(i) To find \(\frac{d^2y}{dx^2}\), differentiate \(\frac{dy}{dx} = 2(3x + 4)^{\frac{3}{2}} - 6x - 8\) with respect to \(x\).
The derivative of \(2(3x + 4)^{\frac{3}{2}}\) is \(2 \times \frac{3}{2} \times (3x + 4)^{\frac{1}{2}} \times 3 = 9(3x + 4)^{\frac{1}{2}}\).
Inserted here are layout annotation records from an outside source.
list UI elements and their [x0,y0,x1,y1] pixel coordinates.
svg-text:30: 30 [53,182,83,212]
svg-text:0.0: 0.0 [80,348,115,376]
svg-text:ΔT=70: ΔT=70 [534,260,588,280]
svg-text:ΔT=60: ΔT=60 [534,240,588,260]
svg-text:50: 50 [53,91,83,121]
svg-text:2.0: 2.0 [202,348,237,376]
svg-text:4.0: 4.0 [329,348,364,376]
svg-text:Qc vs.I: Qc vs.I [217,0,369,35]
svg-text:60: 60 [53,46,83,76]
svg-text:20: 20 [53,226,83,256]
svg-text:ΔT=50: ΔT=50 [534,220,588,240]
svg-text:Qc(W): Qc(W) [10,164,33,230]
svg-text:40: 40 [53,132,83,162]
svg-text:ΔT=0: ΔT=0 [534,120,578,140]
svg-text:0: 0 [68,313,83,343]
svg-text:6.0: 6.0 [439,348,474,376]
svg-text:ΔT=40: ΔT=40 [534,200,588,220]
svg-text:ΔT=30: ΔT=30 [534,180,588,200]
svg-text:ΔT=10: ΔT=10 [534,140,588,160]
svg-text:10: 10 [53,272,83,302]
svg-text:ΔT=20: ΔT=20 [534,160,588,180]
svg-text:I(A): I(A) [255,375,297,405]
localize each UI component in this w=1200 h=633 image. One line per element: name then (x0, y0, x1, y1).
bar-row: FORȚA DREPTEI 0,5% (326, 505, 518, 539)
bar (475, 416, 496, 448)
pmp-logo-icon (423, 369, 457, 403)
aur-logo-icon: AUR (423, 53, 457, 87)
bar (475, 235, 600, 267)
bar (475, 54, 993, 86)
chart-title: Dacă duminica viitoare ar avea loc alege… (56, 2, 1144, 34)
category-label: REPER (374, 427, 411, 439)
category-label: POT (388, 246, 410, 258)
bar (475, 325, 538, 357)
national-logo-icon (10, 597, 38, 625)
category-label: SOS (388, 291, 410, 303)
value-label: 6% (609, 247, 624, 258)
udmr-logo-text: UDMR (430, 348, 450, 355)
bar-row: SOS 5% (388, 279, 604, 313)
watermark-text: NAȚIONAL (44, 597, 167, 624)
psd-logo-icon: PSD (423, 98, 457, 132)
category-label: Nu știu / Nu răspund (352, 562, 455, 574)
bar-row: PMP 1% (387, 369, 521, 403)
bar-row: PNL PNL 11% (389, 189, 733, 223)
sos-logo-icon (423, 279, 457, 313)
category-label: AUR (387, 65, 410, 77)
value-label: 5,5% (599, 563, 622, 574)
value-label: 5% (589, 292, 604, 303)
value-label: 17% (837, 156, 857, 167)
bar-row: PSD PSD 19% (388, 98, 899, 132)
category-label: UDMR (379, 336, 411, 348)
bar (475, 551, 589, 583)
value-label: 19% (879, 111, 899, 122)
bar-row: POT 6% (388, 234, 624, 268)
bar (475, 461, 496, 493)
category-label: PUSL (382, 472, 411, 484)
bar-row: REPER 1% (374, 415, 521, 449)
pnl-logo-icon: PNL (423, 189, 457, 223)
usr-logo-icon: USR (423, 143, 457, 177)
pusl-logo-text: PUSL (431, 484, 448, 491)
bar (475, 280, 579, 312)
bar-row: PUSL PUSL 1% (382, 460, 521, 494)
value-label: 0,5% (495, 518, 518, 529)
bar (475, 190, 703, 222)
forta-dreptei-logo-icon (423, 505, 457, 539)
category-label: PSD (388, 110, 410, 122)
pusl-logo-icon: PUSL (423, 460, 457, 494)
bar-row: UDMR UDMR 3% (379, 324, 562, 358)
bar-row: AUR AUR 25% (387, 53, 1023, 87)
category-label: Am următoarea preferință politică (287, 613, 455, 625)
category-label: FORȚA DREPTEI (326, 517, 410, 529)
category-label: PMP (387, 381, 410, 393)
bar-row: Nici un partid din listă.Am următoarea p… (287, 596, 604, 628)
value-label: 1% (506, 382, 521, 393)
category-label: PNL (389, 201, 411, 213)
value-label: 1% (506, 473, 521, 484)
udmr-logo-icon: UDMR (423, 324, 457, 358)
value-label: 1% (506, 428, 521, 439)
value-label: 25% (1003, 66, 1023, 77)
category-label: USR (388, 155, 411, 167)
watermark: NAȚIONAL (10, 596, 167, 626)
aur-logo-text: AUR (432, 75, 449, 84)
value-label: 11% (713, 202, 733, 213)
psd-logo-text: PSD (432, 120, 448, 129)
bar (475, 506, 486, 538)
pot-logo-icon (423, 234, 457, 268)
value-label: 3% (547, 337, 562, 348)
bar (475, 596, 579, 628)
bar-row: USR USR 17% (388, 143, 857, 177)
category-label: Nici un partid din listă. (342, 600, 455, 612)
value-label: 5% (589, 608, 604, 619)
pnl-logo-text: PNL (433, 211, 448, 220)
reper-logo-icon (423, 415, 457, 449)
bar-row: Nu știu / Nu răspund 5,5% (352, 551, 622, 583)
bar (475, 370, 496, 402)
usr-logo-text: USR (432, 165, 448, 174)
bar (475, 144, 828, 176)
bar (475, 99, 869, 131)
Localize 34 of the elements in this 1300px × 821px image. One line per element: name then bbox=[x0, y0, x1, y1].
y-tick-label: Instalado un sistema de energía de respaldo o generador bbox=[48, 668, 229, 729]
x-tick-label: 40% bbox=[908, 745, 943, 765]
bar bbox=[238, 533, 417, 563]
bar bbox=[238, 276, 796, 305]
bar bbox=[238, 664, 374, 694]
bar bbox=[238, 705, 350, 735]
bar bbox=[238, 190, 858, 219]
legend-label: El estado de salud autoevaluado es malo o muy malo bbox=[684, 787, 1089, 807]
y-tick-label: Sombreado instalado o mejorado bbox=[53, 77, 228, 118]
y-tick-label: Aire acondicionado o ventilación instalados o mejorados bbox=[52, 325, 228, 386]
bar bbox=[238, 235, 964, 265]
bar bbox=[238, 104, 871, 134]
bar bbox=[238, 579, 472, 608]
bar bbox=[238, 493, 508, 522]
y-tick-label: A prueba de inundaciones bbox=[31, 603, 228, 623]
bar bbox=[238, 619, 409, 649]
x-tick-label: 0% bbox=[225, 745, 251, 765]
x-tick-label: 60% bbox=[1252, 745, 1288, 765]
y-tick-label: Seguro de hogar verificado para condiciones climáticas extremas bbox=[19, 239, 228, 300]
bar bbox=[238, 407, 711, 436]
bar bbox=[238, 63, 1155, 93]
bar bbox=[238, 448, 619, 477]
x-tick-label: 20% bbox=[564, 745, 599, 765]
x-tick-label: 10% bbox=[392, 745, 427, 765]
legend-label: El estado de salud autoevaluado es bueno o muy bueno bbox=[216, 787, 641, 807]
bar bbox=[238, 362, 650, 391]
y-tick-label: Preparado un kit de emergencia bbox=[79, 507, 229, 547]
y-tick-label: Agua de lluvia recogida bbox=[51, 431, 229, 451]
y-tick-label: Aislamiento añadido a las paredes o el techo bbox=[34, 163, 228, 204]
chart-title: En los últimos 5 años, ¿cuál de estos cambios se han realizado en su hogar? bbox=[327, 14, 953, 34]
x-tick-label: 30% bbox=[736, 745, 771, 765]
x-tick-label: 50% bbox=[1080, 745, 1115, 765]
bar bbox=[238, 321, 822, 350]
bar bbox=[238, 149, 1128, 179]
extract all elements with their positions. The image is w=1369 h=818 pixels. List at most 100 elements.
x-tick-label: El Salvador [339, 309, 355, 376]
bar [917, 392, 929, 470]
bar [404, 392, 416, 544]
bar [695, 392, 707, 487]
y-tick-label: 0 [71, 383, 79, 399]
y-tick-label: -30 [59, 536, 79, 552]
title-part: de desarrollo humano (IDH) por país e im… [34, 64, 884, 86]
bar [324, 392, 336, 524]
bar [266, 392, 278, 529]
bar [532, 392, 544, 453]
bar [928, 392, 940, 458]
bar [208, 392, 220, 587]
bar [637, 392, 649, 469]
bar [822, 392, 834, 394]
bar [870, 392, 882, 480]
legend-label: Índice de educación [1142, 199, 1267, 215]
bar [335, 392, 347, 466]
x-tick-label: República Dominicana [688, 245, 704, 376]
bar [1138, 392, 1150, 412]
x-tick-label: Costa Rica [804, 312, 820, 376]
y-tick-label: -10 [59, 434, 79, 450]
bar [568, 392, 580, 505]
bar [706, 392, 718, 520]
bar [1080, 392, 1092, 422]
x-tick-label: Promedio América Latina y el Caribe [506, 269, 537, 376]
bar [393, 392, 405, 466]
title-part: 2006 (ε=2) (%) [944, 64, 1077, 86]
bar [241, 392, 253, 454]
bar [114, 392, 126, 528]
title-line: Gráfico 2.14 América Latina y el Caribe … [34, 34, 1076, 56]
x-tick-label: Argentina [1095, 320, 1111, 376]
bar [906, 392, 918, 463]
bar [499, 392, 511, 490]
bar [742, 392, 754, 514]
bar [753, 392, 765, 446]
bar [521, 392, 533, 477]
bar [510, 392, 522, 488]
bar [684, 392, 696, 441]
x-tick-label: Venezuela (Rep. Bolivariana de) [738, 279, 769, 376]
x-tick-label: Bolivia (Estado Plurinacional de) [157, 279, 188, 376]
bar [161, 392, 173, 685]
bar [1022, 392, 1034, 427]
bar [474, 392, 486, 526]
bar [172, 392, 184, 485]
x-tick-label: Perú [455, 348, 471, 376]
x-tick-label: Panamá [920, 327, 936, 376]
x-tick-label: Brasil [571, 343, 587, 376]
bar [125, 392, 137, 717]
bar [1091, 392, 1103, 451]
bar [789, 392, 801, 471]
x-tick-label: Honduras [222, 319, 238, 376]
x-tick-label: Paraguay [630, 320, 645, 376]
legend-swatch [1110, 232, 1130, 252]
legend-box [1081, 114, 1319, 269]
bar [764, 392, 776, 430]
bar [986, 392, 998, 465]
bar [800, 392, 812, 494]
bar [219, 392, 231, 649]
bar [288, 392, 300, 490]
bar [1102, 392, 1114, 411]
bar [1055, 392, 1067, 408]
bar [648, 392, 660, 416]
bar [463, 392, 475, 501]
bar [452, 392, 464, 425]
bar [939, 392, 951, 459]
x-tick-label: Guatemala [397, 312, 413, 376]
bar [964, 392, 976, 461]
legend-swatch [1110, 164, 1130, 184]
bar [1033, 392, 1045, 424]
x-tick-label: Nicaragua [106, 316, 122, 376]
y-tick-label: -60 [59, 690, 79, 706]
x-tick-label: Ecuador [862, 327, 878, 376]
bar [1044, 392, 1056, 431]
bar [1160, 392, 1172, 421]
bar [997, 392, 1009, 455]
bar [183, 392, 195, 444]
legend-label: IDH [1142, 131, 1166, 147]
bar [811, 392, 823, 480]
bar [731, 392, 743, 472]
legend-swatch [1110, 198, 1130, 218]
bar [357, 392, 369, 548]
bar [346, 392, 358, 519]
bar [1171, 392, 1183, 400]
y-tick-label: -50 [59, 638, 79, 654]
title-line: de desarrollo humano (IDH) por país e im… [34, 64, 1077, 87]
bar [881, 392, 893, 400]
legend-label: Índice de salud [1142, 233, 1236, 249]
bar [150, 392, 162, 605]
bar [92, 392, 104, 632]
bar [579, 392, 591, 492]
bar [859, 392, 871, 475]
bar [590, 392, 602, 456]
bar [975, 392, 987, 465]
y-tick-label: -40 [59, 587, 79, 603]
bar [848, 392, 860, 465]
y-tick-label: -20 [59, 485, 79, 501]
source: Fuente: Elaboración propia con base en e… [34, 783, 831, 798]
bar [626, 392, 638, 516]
The derivative of \(-6x\) is \(-6\), and the derivative of \(-8\) is \(0\).
Thus, \(\frac{d^2y}{dx^2} = 9(3x + 4)^{\frac{1}{2}} - 6\).
(ii) To verify the stationary point at \(x = -1\), substitute \(x = -1\) into \(\frac{dy}{dx}\):
\(\frac{dy}{dx} = 2(3(-1) + 4)^{\frac{3}{2}} - 6(-1) - 8 = 2(1)^{\frac{3}{2}} + 6 - 8 = 0\).
Since \(\frac{dy}{dx} = 0\), there is a stationary point at \(x = -1\).
To determine the nature, evaluate \(\frac{d^2y}{dx^2}\) at \(x = -1\):
\(\frac{d^2y}{dx^2} = 9(3(-1) + 4)^{\frac{1}{2}} - 6 = 9(1)^{\frac{1}{2}} - 6 = 3\).
Since \(\frac{d^2y}{dx^2} > 0\), the stationary point is a minimum.